Thursday, May 02, 2013

No Fundamental Change in Catholic Church Sex Abuse Policy

Throughout the sex abuse scandal that has raged over the last decade or more, the Catholic Church hierarchy has worked hard to (i) paint the problem of priestly sex abuse as a problem of the past, and (ii) convince gullible Catholics and the larger population that the Church has changed its ways.  The problem is that both of the Church's PR efforts are not true as repeated stories from around the world reveal.  A piece in the National Catholic Reporter looks at the current situation and concludes that no fundamental change has really occurred whatsoever.  The bigger question is why, if this article is correct, anyone gives the Catholic bishops the time of day?  Especially, politicians who ought to be running from ties to child rapist enablers.  Pope Francis may talk tough, but nothing has really changed to date.  Here are some article highlights:

Rumors that the Roman Catholic church's clergy sex abuse crisis is a problem of the past have been greatly exaggerated.
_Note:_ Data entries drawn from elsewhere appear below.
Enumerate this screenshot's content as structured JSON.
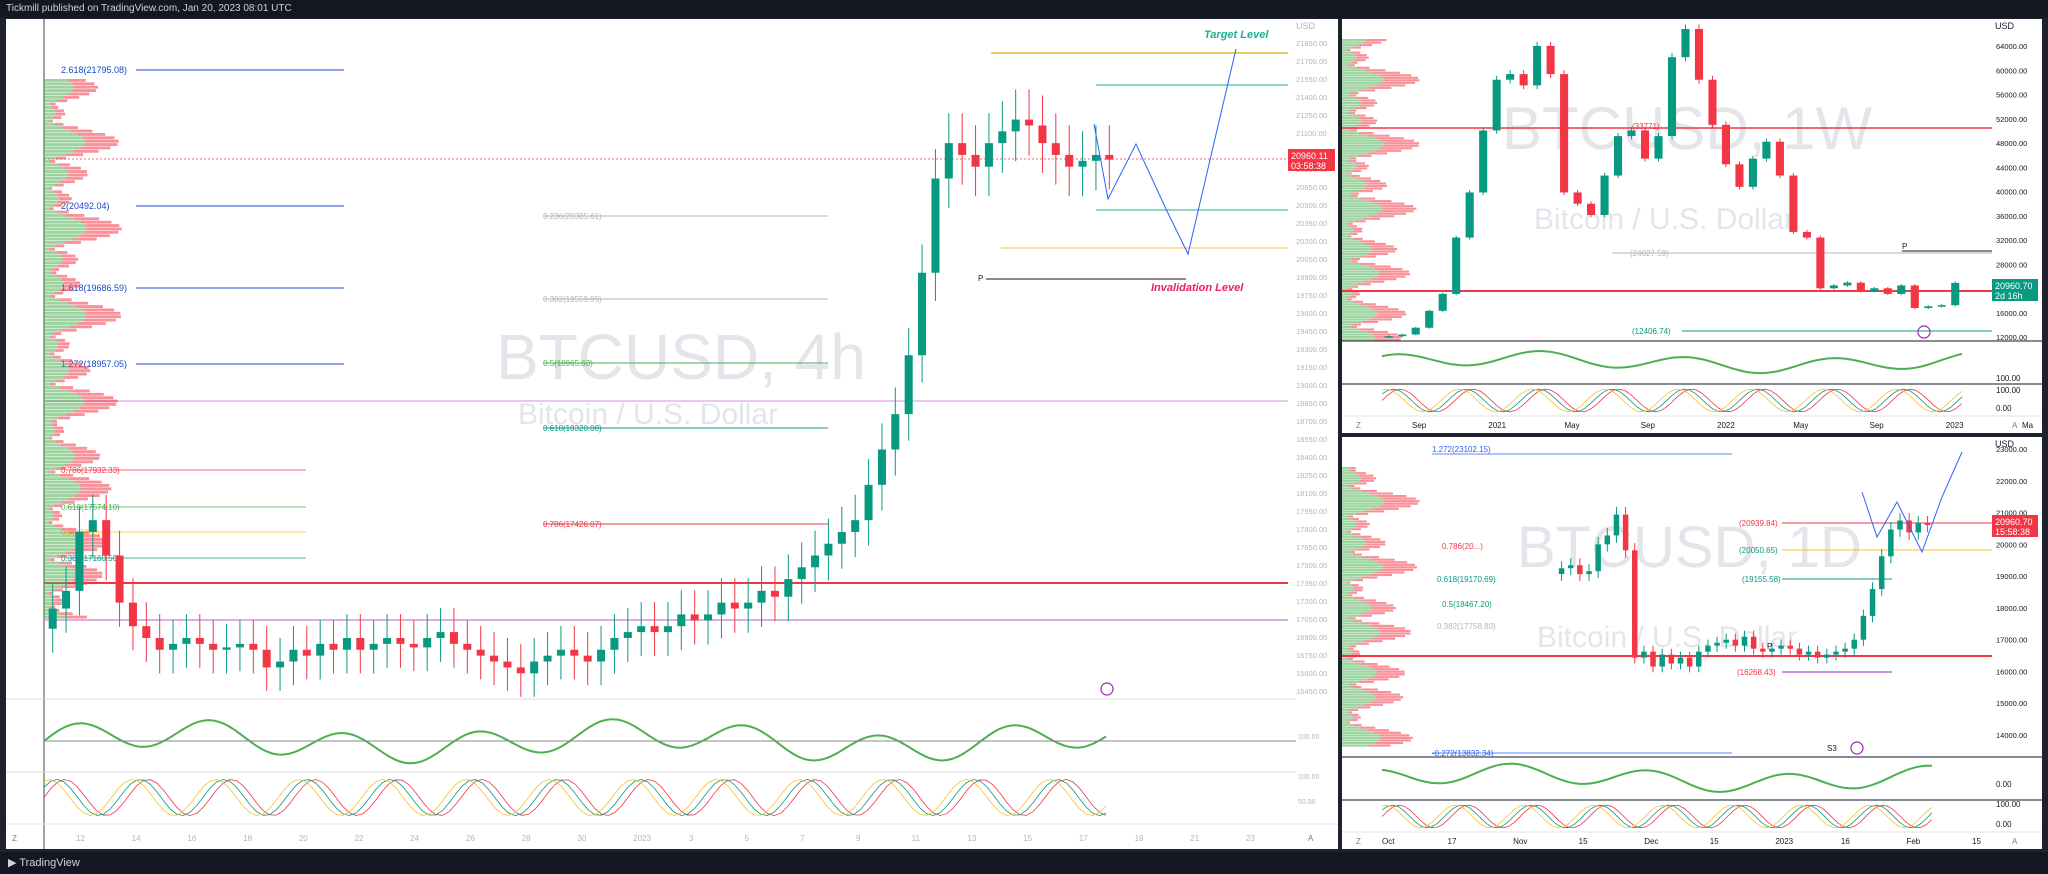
{
  "header": {
    "published_text": "Tickmill published on TradingView.com, Jan 20, 2023 08:01 UTC"
  },
  "footer": {
    "brand": "TradingView"
  },
  "panels": {
    "main": {
      "symbol_watermark": "BTCUSD, 4h",
      "name_watermark": "Bitcoin / U.S. Dollar",
      "currency": "USD",
      "last_price": "20960.11",
      "countdown": "03:58:38",
      "target_label": "Target Level",
      "invalidation_label": "Invalidation Level",
      "pivot_label": "P",
      "x_ticks": [
        "12",
        "14",
        "16",
        "18",
        "20",
        "22",
        "24",
        "26",
        "28",
        "30",
        "2023",
        "3",
        "5",
        "7",
        "9",
        "11",
        "13",
        "15",
        "17",
        "19",
        "21",
        "23"
      ],
      "y_ticks": [
        "21850.00",
        "21700.00",
        "21550.00",
        "21400.00",
        "21250.00",
        "21100.00",
        "20950.00",
        "20800.00",
        "20650.00",
        "20500.00",
        "20350.00",
        "20200.00",
        "20050.00",
        "19900.00",
        "19750.00",
        "19600.00",
        "19450.00",
        "19300.00",
        "19150.00",
        "19000.00",
        "18850.00",
        "18700.00",
        "18550.00",
        "18400.00",
        "18250.00",
        "18100.00",
        "17950.00",
        "17800.00",
        "17650.00",
        "17500.00",
        "17350.00",
        "17200.00",
        "17050.00",
        "16900.00",
        "16750.00",
        "16600.00",
        "16450.00"
      ],
      "fib_extension_levels": [
        "2.618(21795.08)",
        "2(20492.04)",
        "1.618(19686.59)",
        "1.272(18957.05)"
      ],
      "fib_retracement_levels": [
        "0.236(20385.61)",
        "0.382(19559.99)",
        "0.5(18965.03)",
        "0.618(18320.08)",
        "0.786(17426.07)"
      ],
      "left_fib_levels": [
        "0.786(17932.33)",
        "0.618(17574.10)",
        "0.5(17320)",
        "0.382(17160.50)"
      ],
      "rsi_ticks": [
        "100.00",
        "0.00"
      ],
      "stoch_ticks": [
        "100.00",
        "50.00"
      ],
      "z_button": "Z",
      "a_button": "A"
    },
    "weekly": {
      "symbol_watermark": "BTCUSD, 1W",
      "name_watermark": "Bitcoin / U.S. Dollar",
      "currency": "USD",
      "last_price": "20960.70",
      "countdown": "2d 16h",
      "pivot_label": "P",
      "levels": [
        "(24027.59)",
        "(12406.74)",
        "(33771)"
      ],
      "x_ticks": [
        "Sep",
        "2021",
        "May",
        "Sep",
        "2022",
        "May",
        "Sep",
        "2023",
        "Ma"
      ],
      "y_ticks": [
        "64000.00",
        "60000.00",
        "56000.00",
        "52000.00",
        "48000.00",
        "44000.00",
        "40000.00",
        "36000.00",
        "32000.00",
        "28000.00",
        "24000.00",
        "16000.00",
        "12000.00"
      ],
      "rsi_ticks": [
        "100.00"
      ],
      "stoch_ticks": [
        "100.00",
        "0.00"
      ],
      "z_button": "Z",
      "a_button": "A"
    },
    "daily": {
      "symbol_watermark": "BTCUSD, 1D",
      "name_watermark": "Bitcoin / U.S. Dollar",
      "currency": "USD",
      "last_price": "20960.70",
      "countdown": "15:58:38",
      "pivot_label": "P",
      "s3_label": "S3",
      "levels_right": [
        "(20939.84)",
        "(20050.65)",
        "(19155.58)",
        "(16268.43)"
      ],
      "levels_left": [
        "1.272(23102.15)",
        "0.786(20...)",
        "0.618(19170.69)",
        "0.5(18467.20)",
        "0.382(17758.80)",
        "-0.272(13832.34)"
      ],
      "x_ticks": [
        "Oct",
        "17",
        "Nov",
        "15",
        "Dec",
        "15",
        "2023",
        "16",
        "Feb",
        "15"
      ],
      "y_ticks": [
        "23000.00",
        "22000.00",
        "21000.00",
        "20000.00",
        "19000.00",
        "18000.00",
        "17000.00",
        "16000.00",
        "15000.00",
        "14000.00"
      ],
      "rsi_ticks": [
        "0.00"
      ],
      "stoch_ticks": [
        "100.00",
        "0.00"
      ],
      "z_button": "Z",
      "a_button": "A"
    }
  },
  "chart_data": [
    {
      "type": "candlestick",
      "title": "BTCUSD, 4h",
      "currency": "USD",
      "ylim": [
        16450,
        21950
      ],
      "series": [
        {
          "name": "BTCUSD",
          "close": [
            17150,
            17300,
            17800,
            17900,
            17600,
            17200,
            17000,
            16900,
            16800,
            16850,
            16900,
            16850,
            16800,
            16820,
            16850,
            16800,
            16650,
            16700,
            16800,
            16750,
            16850,
            16800,
            16900,
            16800,
            16850,
            16900,
            16850,
            16820,
            16900,
            16950,
            16850,
            16800,
            16750,
            16700,
            16650,
            16600,
            16700,
            16750,
            16800,
            16750,
            16700,
            16800,
            16900,
            16950,
            17000,
            16950,
            17000,
            17100,
            17050,
            17100,
            17200,
            17150,
            17200,
            17300,
            17250,
            17400,
            17500,
            17600,
            17700,
            17800,
            17900,
            18200,
            18500,
            18800,
            19300,
            20000,
            20800,
            21100,
            21000,
            20900,
            21100,
            21200,
            21300,
            21250,
            21100,
            21000,
            20900,
            20950,
            21000,
            20960
          ]
        }
      ]
    },
    {
      "type": "candlestick",
      "title": "BTCUSD, 1W",
      "currency": "USD",
      "ylim": [
        11000,
        66000
      ],
      "series": [
        {
          "name": "BTCUSD",
          "close": [
            11500,
            11800,
            13000,
            16000,
            19000,
            29000,
            37000,
            48000,
            57000,
            58000,
            56000,
            63000,
            58000,
            37000,
            35000,
            33000,
            40000,
            47000,
            48000,
            43000,
            47000,
            61000,
            66000,
            57000,
            49000,
            42000,
            38000,
            43000,
            46000,
            40000,
            30000,
            29000,
            20000,
            20500,
            21000,
            19500,
            20000,
            19000,
            20500,
            16500,
            16800,
            17000,
            20960
          ]
        }
      ]
    },
    {
      "type": "candlestick",
      "title": "BTCUSD, 1D",
      "currency": "USD",
      "ylim": [
        13500,
        23500
      ],
      "series": [
        {
          "name": "BTCUSD",
          "close": [
            19500,
            19600,
            19300,
            19400,
            20300,
            20600,
            21300,
            20100,
            16500,
            16700,
            16200,
            16600,
            16300,
            16500,
            16200,
            16700,
            16900,
            17000,
            17100,
            16900,
            17200,
            16800,
            16700,
            16800,
            16900,
            16800,
            16600,
            16700,
            16500,
            16600,
            16700,
            16800,
            17100,
            17900,
            18800,
            19900,
            20800,
            21100,
            20700,
            21000,
            20960
          ]
        }
      ]
    }
  ]
}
"The bishops' public relations machine has persuaded the people that it is a problem that was, not that is," Jeff Anderson says, "and that is a living lie. There have been superficial changes, but not fundamental changes."

Anderson, one of the most well-known lawyers to bring a lawsuit against the Roman Catholic church, was part of a panel to promote the publication of Mortal Sins: Sex, Crime, and the Era of Catholic Scandal, a new book by journalist Michael D'Antonio.

The event took place April 23 in New York City's Bleecker Street Theatre, one week before new revelations that, just across the Hudson River, Newark's Archbishop John J. Myers allowed a priest who admitted to groping a 14-year-old boy to attend youth retreats, travel with a youth group on a pilgrimage to Canada and hear the confessions of minors.

In addition to Anderson, the panel, moderated by D'Antonio, included some of the biggest names in advocacy against child sexual abuse, all of whom figure prominently in Mortal Sins: canon lawyer Fr. Thomas Doyle, psychotherapist Richard Sipe, former priest Patrick Wall, and Barbara Blaine, founder and president of the Survivors Network of those Abused by Priests.

Much of the conversation among the five panelists focused on why these abuses continue to persist given that in the past decade, the institution has suffered severely negative press, a mass exodus of followers, and more than $3 billion in settlements worldwide.

D'Antonio traces the root of the problem to the church's unusual relationship to spiritual and political power, which he said began in 1870, when the pope was given a new form of authority called infallibility. Then, 60 years later, the Vatican's civil status was defined in a concordat signed by then-Prime Minister Benito Mussolini.

"Catholicism became the only religion in the world with the status of a country, ruled by a churchman who was also a monarch," D'Antonio explains in Mortal Sins.  For Doyle, it's the church's monarchical structure that has made the global sex abuse cover-up possible. "In the office of pope, there is the power to demand complete obedience and to require secrecy in order to preserve that power."

Anderson said the obedience requirement has resulted in the "absolute exclusion of critical thinking" among the clergy, who are threatened with "the loss of pay, power and pension" if they refuse to obey.

"I have a deep respect for church as the body of Christ, but no respect left for the institution, the pope or the bishops," Doyle said. "There is corruption from the top down."  .   .  .  . What changed me was meeting the victims of sex abuse and their mothers and fathers," Doyle told the panel audience.

Like Doyle, Sipe trusted the institutional church would eventually fix this crisis, and he, too, said the cover-ups "reach the highest corridors of the Vatican."

"We will not see radical change under this pope or any other pope unless there is a change in the system that says the pope and cardinals are above everyone because God made them that way," Doyle said. "The men at the top need to be fired."  "We must demand and require legally and culturally that the Vatican disgorge itself of its secrets and that they obey civil laws," he said.
There's more to the article, but readers can see where it is going.  I remain of the view that until more Catholics simply walk away, the powers that be in the hierarchy will see no reason to change.   Until the hierarchy's power, money and undeserved privilege is seriously threatened, there will be no change.  Meanwhile, members of the laity who continue to drop checks in the collection basket help finance the criminal enterprise.